When the bank did that, it spooked depositors. It told investors that the bank was experiencing a liquidity crisis, which spooked more depositors. In today’s world of online banking, however, deposits could leave the bank faster than the bank could even sell it’s bond portfolio. At the peak about $1 million was leaving the bank every second.

When their capital raise failed they explored a sale, and when that failed the FDIC and financial regulators took over deposits.

Essentially the bank and its customers were highly interest rate sensitive, meaning both the banks assets and liabilities were sensitive to interest rates. So when rates rose at the fastest rate in history it caused a crisis.

About $150 billion of SVB’s $175 billion in deposits were uninsured by the FDIC. Meaning the bank will need to be liquidated and, as of writing this, the government is focused on making depositors whole. If they didn’t thousands of people would be laid off, not just bank employees, but the employees at the companies that had deposits that are now in limbo waiting for the liquidation.

What it Means for You

It's okay to support your local banks, but make sure you have deposits at a large bank (presumably most of your uninsured deposits).

Essentially, we operate in a two-tiered banking system.

Tier one banks are the systemically important banks. These are the "too big to fail" biggest banks. If you have money there, it's a true deposit. You can't lose it.

Tier two is everyone else, the regional/local banks. If you have money there, it's not a true deposit.
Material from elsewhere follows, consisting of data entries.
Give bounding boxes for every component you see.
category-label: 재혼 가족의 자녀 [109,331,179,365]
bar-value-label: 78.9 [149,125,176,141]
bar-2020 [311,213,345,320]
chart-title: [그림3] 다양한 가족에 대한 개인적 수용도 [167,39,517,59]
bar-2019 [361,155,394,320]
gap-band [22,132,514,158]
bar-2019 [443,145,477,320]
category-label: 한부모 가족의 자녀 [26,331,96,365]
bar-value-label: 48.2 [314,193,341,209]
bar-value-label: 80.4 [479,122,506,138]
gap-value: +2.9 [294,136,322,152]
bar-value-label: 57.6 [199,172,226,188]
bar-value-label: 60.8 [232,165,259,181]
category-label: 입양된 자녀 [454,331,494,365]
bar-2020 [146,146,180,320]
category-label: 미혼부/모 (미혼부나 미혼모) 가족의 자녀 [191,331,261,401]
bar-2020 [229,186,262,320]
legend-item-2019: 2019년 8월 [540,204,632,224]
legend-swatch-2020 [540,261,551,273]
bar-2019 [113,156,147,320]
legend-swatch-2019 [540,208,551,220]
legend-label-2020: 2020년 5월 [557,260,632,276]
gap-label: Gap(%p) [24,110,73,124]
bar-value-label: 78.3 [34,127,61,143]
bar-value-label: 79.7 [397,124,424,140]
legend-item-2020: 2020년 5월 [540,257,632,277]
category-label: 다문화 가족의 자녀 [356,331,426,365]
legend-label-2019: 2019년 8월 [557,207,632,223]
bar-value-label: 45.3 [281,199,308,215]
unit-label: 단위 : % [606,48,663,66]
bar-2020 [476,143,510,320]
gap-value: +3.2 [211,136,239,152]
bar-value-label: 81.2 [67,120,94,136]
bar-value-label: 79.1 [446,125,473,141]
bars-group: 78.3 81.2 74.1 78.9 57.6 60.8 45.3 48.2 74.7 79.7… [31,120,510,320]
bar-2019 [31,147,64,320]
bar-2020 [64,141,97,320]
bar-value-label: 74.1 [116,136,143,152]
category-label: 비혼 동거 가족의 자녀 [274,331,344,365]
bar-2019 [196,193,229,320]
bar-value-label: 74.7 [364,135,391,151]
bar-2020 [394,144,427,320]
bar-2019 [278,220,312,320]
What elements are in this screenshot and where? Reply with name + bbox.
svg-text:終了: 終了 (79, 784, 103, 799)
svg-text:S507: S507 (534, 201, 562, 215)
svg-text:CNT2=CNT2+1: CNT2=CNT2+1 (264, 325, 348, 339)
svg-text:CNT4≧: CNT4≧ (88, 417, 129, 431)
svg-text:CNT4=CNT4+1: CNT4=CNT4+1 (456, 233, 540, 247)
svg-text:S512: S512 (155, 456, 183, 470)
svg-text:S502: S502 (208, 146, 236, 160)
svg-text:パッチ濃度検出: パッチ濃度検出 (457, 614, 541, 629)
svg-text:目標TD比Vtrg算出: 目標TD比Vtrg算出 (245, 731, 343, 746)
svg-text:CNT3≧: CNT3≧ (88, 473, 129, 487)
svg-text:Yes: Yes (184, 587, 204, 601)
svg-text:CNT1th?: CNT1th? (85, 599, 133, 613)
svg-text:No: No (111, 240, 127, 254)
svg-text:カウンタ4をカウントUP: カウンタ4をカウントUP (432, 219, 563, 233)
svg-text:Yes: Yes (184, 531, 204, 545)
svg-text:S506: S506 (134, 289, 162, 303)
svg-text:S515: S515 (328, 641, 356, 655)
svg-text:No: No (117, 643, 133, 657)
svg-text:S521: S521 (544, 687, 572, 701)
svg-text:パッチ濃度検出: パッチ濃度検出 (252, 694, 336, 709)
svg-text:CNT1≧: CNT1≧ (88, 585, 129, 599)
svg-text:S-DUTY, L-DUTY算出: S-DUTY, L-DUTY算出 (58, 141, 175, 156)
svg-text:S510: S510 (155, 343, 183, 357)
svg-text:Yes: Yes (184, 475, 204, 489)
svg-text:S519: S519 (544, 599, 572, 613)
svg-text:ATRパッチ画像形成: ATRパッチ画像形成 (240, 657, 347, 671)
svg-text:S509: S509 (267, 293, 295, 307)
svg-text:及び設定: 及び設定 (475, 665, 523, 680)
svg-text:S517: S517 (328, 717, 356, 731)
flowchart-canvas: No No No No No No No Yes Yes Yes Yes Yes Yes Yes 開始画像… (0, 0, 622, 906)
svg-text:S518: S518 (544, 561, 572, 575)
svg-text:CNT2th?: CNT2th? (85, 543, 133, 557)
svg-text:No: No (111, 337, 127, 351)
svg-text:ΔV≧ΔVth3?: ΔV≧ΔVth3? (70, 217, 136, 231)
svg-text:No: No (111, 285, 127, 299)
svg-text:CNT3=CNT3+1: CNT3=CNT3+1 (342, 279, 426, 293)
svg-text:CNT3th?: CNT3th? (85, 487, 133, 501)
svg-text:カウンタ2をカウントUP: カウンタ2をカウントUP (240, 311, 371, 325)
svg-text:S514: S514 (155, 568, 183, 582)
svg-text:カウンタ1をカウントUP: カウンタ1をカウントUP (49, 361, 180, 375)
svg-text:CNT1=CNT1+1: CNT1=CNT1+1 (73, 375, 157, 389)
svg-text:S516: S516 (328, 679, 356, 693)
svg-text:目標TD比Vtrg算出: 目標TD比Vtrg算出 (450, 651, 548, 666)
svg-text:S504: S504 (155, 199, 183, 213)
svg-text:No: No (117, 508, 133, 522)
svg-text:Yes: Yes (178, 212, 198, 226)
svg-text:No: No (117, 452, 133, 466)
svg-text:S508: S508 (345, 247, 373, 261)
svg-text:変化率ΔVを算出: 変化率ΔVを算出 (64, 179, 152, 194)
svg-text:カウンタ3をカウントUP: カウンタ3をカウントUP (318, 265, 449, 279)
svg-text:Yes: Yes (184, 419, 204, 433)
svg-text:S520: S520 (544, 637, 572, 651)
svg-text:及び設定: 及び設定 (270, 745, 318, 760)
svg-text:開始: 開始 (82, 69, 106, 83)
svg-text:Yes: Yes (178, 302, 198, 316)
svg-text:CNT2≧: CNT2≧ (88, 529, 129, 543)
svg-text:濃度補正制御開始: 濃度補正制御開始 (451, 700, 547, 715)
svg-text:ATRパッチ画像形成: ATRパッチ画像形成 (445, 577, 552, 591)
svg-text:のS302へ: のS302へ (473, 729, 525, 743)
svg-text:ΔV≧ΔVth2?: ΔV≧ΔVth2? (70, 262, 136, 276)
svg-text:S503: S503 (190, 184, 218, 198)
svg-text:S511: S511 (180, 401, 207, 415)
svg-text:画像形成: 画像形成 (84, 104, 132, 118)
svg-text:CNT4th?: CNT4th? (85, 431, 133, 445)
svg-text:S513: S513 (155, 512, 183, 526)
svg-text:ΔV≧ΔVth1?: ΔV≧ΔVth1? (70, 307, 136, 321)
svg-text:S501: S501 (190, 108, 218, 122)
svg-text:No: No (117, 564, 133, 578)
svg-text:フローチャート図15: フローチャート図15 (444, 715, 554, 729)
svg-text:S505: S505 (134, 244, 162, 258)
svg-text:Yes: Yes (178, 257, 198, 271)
It's an unsecured loan to that bank. You can lose uninsured deposits in a bank failure.

Although it feels like the insured deposit limits are infinite, the government wants to reinstall consumer confidence in the banking system. If they don't, they risk further and worse financial distress.

But that's not the only way this can affect you. The ripple effects in the financial markets are already being felt.

Signature Bank and First Republic Bank, two other regional banks (based in California) are in the hot seat. First Republic Bank this morning, Monday, is down 60%+.

First, these banks are in the S&P 500, meaning they are in your 401(k)s. The weight won't be felt that much there, however.

Where it will be felt is in the $150 billion dollars of deposits that will have to make it back into the hands of companies for payroll.

Another thing is when large companies and people take the alternative route and start hiring teams to buy treasuries rather than holding deposits at banks.

When Apple gets concerned that its $180 billion cash position is in trouble, what does it do? It starts buying treasuries and pulling deposits.

The problem with that is it sparks another liquidity crisis and it spirals, causing Google, Microsoft, Amazon, etc. to start following suit along with all of the people they employ, and everyone watching. Full contagion.

What it Means for the Future of Economic Policy

Interest rates are the main thing that this chain of events affects. It's the whole reason we are in this mess, for the most part. I mean, if people would've chilled out, everything would've been fine, and if SVB would've managed its risk better.

The Federal Reserve, which sets a lot of regulation on the banking industry, has to take this matter incredibly seriously. A crisis like this can spiral out of control and take the economy down with it. That means high unemployment and deflation.

Oddly enough, Jerome Powell, Chairman of the Federal Reserve, testified before Congress last Tuesday and Wednesday, and the markets priced in higher rates. Once news broke that SVB was collapsing, the futures market priced in rate cuts in the very near future.

This, to me, feels like capitulation of sorts, maximum bearishness. The return on government bonds in the last several days has been incredible.

Next week, the Federal Open Markets Committee will meet and give the US their expectations for the future of monetary policy and their rate decision.

As of right now, I believe there is a reasonable chance that the Fed does not hike rates and instead pauses, in which case the next move would likely be a rate cut somewhere down the line.

This is a great thing for bonds in the short run and a wonderful thing for stocks in about 2-3 months.

I believe we are in the end stages of this bear market.